The Central Bank of the Philippines (BSP) said inflation is expected to remain within the bank's target range in the next two years, supported by well-contained inflation expectations and subdued global economic prospects that will temper upward pressures on commodity prices.
"Nonetheless, upside risks to the inflation outlook remain, including pending utility rate adjustments as well as the recent depreciation of the peso," the bank said.
The BSP held its benchmark overnight borrowing rate, or reverse repurchase facility rate, steady at 3.50 percent - unchanged since October 2012 - along with its overnight lending rate at 5.5 percent, and the SDA rate at 2.0 percent.
The decision to hold rates was widely expected following a statement last week by the bank governor who said there was "no urgency to change policy because inflation remains under control."
While keeping its main rates steady this year, the BSP has cut the SDA rate by 150 basis points to make it less attractive for foreign funds to park their money there, putting upward pressure on the peso. Last year the peso rose by almost 7 percent against the U.S. dollar.
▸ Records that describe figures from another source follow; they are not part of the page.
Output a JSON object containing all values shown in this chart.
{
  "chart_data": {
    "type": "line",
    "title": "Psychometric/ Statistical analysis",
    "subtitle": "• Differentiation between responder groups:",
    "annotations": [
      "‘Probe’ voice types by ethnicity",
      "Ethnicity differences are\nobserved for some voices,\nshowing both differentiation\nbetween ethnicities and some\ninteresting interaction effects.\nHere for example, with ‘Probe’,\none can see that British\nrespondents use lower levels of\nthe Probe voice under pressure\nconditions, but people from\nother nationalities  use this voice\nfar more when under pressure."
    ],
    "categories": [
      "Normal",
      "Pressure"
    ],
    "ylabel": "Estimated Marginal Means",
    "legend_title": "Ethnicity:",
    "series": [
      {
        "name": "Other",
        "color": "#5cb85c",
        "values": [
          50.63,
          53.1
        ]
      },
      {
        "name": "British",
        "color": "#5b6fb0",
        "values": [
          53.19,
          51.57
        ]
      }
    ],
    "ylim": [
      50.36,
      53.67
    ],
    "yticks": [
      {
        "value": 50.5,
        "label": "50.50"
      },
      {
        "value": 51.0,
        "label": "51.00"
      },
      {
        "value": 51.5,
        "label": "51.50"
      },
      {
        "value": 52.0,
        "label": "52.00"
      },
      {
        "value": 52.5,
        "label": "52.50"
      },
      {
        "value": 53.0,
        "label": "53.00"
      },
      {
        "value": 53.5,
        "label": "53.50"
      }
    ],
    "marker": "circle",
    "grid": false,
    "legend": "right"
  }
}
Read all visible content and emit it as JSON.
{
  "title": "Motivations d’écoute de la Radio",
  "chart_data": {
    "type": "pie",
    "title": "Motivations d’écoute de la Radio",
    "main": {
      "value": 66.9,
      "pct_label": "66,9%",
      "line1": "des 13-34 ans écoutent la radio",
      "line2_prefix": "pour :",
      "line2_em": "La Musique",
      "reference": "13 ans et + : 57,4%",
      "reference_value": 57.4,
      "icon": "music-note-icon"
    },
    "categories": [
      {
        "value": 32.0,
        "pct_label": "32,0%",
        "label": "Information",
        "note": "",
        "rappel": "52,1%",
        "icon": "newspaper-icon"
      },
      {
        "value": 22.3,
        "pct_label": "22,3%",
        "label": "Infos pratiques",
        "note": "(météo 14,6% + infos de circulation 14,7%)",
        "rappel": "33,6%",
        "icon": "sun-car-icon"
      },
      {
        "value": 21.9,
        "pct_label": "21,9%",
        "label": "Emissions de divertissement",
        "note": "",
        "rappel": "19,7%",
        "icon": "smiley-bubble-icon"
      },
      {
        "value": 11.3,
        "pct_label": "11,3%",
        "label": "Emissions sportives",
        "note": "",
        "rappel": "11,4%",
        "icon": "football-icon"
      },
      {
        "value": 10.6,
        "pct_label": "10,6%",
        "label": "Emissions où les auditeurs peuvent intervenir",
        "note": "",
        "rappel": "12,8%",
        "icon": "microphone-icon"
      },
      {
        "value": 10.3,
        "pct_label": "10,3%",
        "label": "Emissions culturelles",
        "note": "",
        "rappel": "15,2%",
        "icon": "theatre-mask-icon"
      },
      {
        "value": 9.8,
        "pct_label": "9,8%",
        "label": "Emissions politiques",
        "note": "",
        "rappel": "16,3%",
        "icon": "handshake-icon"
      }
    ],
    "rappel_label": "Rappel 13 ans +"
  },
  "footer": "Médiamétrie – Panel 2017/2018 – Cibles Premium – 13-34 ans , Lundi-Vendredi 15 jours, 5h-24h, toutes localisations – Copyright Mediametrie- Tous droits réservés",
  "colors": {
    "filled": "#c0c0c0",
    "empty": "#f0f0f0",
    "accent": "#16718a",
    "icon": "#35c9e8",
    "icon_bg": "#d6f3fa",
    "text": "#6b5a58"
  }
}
But since early May, the peso and other emerging market currencies has come under pressure from capital outflows, dropping 7 percent against the U.S. dollar from May 10 to June 25. The lower peso tends to raise import prices, putting upward pressure on inflation.But since last June, the peso has bounced back and is now only down 5.4 percent since the start of the year, quoted at 41 peso to the U.S. dollar today.
In June the Philippine inflation rate rose slightly to 2.8 percent from 2.6 percent in May and April.
Last month the BSP also said inflation was expected to remain within the bank's target for 2013 and 2014 - 4.0 percent plus/minus one percentage point - and the 2015 target of 3.0 percent, plus/minus one percentage point.
In April the BSP forecast 2013 inflation of 3.3 percent.
The Philippine economy continues to be robust, the bank said, supported by domestic demand and buoyant market confidence, strong domestic liquidity and bank lending
Gross Domestic Product was up 2.2 percent in the first quarter from the fourth quarter for annual growth of 7.8 percent, the fastest rate since the second quarter of 2010. The government has forecast growth this year of 6-7 percent compared with 6.6 percent in 2012.